В Штатах профессор авторитетом не считается. Зато у нас книги Саттона издаются в разы большими тиражами, чем в США. Его труды в последнее время полюбили «патриоты». Им импонирует выдуманная Саттоном теория заговора американских банкиров, будто бы специально помогавших Советской России, дабы столкнуть ее с Европой – разумеется, в своих тайных интересах. Разве что тот полагал, что Запад своими руками вскормил будущего врага, а они – что Сталин воспользовался глупостью американцев и не дал себя провести. Не стану встревать в спор конспирологов между собою, скажу лишь, что вряд ли со стороны американцев тут было что-то личное – только бизнес. Скажем, Альберт Кан куда больше обогатился на проектировании советских предприятий, нежели заводов Форда.
Среди архивных материалов Саттон натолкнулся на запись беседы с Зарой Виткиным, сделанную американским дипломатом, встречавшимся с ним в американском посольстве в Варшаве в 1933 году. Саттон заинтересовался судьбой Зары и связался с его родственниками, чтобы выяснить, не остались ли после него какие-нибудь записи. Да, сказали ему, была рукопись, два экземпляра, а больше нет, их сожгли после смерти Виткина в числе других ненужных бумаг. В этой связи у меня возникло предположение, что виткинские родные сделали это во времена маккартизма, так как боялись держать в доме что-то, связывающее их с Советским Союзом. Но знающие люди убедили, что даже в разгар «охоты на ведьм» до такого в Америке все же не доходило.
Видно, не случайно где-то рядом с Зарой промелькнула тень Булгакова с его знаменитым «рукописи не горят». Саттону посоветовали связаться с Юджином Лайонсом и, представьте, тот нашел в своем архиве фотокопию рукописи, которая чудом сохранилась через три десятилетия.

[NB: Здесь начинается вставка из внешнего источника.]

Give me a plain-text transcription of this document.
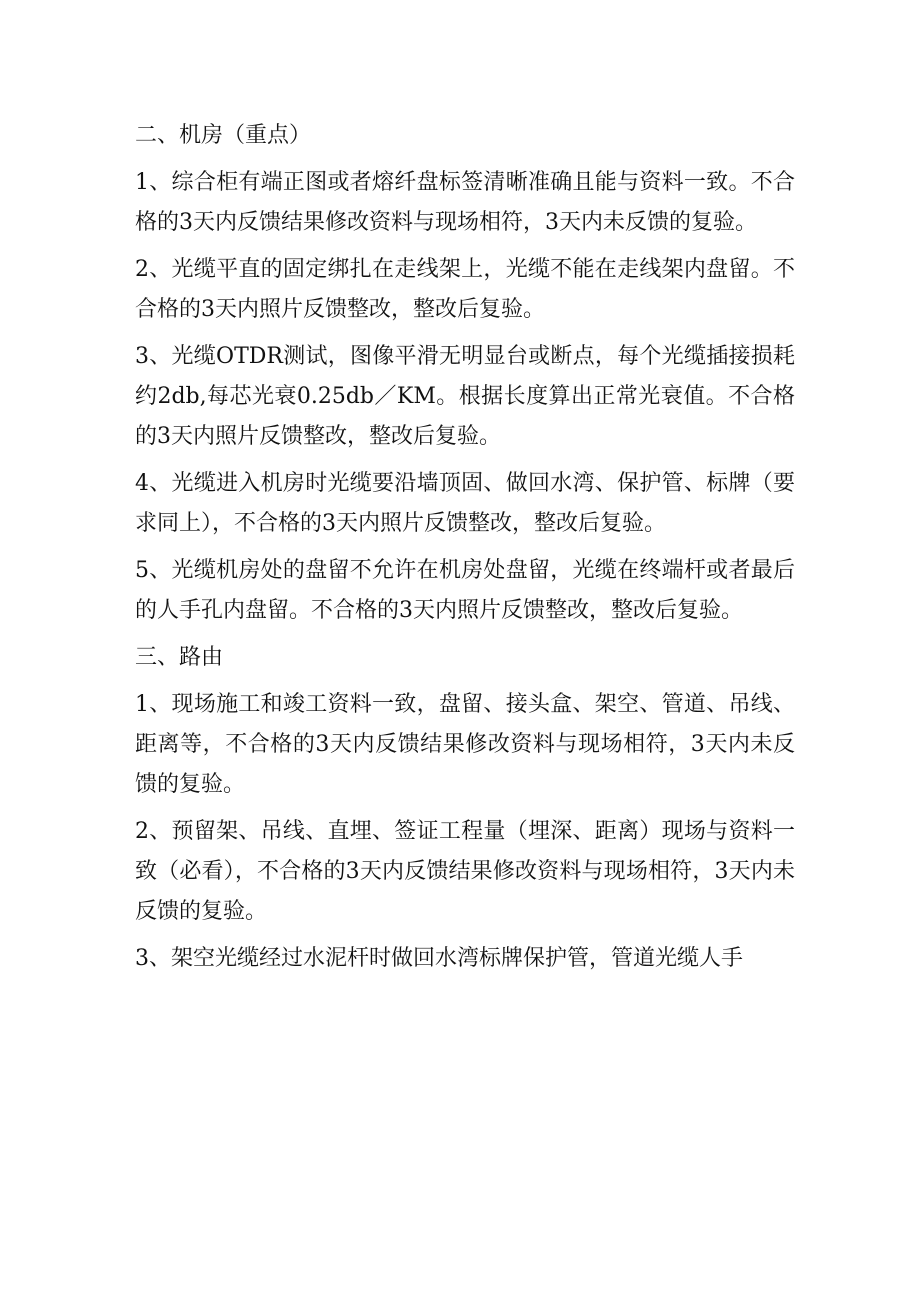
二、机房（重点）

1、综合柜有端正图或者熔纤盘标签清晰准确且能与资料一致。不合格的3天内反馈结果修改资料与现场相符，3天内未反馈的复验。

2、光缆平直的固定绑扎在走线架上，光缆不能在走线架内盘留。不合格的3天内照片反馈整改，整改后复验。

3、光缆OTDR测试，图像平滑无明显台或断点，每个光缆插接损耗约2db,每芯光衰0.25db／KM。根据长度算出正常光衰值。不合格的3天内照片反馈整改，整改后复验。

4、光缆进入机房时光缆要沿墙顶固、做回水湾、保护管、标牌（要求同上），不合格的3天内照片反馈整改，整改后复验。

5、光缆机房处的盘留不允许在机房处盘留，光缆在终端杆或者最后的人手孔内盘留。不合格的3天内照片反馈整改，整改后复验。

三、路由

1、现场施工和竣工资料一致，盘留、接头盒、架空、管道、吊线、距离等，不合格的3天内反馈结果修改资料与现场相符，3天内未反馈的复验。

2、预留架、吊线、直埋、签证工程量（埋深、距离）现场与资料一致（必看），不合格的3天内反馈结果修改资料与现场相符，3天内未反馈的复验。

3、架空光缆经过水泥杆时做回水湾标牌保护管，管道光缆人手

В 1967 году Лайонс передал ее Саттону. Тот, прочитав ее, остался неудовлетворенным – никакой особой роли в помощи СССР Виткин, по его мнению, не сыграл, – и сдал ее в архив Института Гувера в Стэнфордском университете, где в то время работал. Вскоре по причине неполиткорректных взглядов его вынудили покинуть Стэнфорд.
Прошло еще два десятилетия, покуда рукопись, вновь забытая, пылилась в гуверовском архиве среди большой коллекции бумаг, сохранившихся от работавших в СССР американских инженеров. Весной 1988 года ее вновь извлек на свет божий мой добрый знакомый историк Майкл Гелб, в ту пору докторант Университета Беркли. Рукопись его увлекла. «Сначала я начал делать заметки, – рассказывал он мне. – Затем стал копировать полные страницы, а, в конце концов, решил скопировать всю эту чертову рукопись».